Publishers Weekly Chimes In
So, I just noticed this new Jackpot review from Publishers Weekly. I’m glad the trade press is paying attention. This is my second professional review so far, and I can already tell the experience is going to feel a bit weird. You spend almost two years alone with your work, and then all of a sudden it’s out in public for anyone to laud or eviscerate. So far, so good. Every reviewer comes with their own personality, knowledge, and life experience, so some will probably love Jackpot and others hate it. At some point, it will be eviscerated for this or that reason. Now, I wouldn’t call this PW review a rave or anything, but at least the reviewer seemed to think the book is worth reading. What do you think?
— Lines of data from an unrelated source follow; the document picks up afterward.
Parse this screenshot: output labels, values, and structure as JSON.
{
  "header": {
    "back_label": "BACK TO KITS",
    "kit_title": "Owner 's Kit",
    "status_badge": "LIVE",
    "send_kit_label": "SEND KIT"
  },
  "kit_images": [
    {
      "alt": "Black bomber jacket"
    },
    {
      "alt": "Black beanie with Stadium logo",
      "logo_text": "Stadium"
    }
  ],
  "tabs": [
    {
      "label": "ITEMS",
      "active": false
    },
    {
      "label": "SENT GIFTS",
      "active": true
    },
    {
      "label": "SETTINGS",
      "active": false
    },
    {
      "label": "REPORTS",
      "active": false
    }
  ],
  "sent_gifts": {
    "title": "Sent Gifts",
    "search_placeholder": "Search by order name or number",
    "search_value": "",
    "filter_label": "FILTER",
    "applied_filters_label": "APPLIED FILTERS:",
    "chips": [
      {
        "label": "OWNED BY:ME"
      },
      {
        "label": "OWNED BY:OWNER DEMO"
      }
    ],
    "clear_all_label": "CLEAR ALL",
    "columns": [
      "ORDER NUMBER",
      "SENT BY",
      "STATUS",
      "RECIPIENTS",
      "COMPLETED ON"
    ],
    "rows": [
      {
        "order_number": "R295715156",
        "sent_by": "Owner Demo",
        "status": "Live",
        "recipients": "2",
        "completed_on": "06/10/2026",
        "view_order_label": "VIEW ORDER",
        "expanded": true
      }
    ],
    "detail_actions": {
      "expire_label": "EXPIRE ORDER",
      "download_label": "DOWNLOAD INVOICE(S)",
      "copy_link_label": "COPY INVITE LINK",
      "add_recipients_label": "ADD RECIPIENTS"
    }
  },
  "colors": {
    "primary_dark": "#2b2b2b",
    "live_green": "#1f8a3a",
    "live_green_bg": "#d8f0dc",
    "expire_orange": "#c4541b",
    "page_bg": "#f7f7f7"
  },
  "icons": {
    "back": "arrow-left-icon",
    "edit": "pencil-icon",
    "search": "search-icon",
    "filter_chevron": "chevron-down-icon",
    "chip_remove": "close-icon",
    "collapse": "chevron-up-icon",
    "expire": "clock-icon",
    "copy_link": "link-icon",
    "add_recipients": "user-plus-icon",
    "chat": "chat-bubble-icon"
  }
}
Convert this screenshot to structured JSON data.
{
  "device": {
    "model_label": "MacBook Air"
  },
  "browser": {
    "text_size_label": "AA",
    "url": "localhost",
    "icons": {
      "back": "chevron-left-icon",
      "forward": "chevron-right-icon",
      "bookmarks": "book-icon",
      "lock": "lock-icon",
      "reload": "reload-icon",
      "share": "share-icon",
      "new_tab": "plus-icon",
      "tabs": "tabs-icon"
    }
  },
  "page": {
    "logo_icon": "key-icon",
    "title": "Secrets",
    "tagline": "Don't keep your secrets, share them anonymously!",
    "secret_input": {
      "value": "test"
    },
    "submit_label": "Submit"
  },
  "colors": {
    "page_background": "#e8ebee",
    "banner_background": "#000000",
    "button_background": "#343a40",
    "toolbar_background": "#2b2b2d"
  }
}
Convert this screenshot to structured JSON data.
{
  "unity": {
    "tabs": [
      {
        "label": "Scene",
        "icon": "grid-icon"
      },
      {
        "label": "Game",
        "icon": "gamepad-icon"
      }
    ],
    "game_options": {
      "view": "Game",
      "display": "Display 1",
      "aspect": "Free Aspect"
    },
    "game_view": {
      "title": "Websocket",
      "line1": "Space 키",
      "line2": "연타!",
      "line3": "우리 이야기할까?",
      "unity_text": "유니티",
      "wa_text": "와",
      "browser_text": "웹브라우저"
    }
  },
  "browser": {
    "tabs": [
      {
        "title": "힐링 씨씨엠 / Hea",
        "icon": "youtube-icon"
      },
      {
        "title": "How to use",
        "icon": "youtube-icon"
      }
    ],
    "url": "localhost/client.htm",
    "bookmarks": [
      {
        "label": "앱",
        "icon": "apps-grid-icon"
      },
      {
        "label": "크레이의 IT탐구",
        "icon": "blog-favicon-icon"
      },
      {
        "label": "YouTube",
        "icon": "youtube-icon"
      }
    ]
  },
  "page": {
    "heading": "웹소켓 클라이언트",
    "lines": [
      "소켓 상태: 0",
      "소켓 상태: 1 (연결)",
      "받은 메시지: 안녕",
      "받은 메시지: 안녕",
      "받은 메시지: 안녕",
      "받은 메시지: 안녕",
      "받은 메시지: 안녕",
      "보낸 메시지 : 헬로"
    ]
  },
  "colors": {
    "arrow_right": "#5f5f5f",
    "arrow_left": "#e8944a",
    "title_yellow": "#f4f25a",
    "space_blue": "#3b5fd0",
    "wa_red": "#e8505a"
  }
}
Jackpot: How the Super-Rich Really Live—and How Their Wealth Harms Us All
Michael Mechanic. Simon & Schuster, $28 (400p) ISBN 978-1-982127-21-3
Mother Jones senior editor Mechanic debuts with a unique look at the “social, psychological, and societal complications that come with great affluence and the reality that so few possess it.” Relating the stories of people who have inherited a fortune, won the lottery, or hit some other type of “jackpot,” Mechanic notes the awkwardness of having “long-lost friends and relations come out of the woodwork seeking handouts,” and explains that no longer having a financial incentive to work can leave one feeling “unmoored.” He describes $500 T-shirts and concierge medical services that cost as much as $40,000 per year, but cites evidence that people’s sense of how well they’re doing in life stops improving once they hit the “satiation point” of $105,000 in annual earnings. Mechanic also takes a skeptical view of “grand philanthropic gestures” made by billionaires who avoid taxes and underpay their workers, discusses the influence of money on politics, and sketches the origins of the “wealth fantasy” in American culture. Mechanic’s nuanced perspective on wealth accumulation offers fresh insights, though he spends more time chronicling success stories than analyzing the structural forces that rig the economy in favor of the affluent. Still, this is an intriguing look at the boons and burdens of wealth.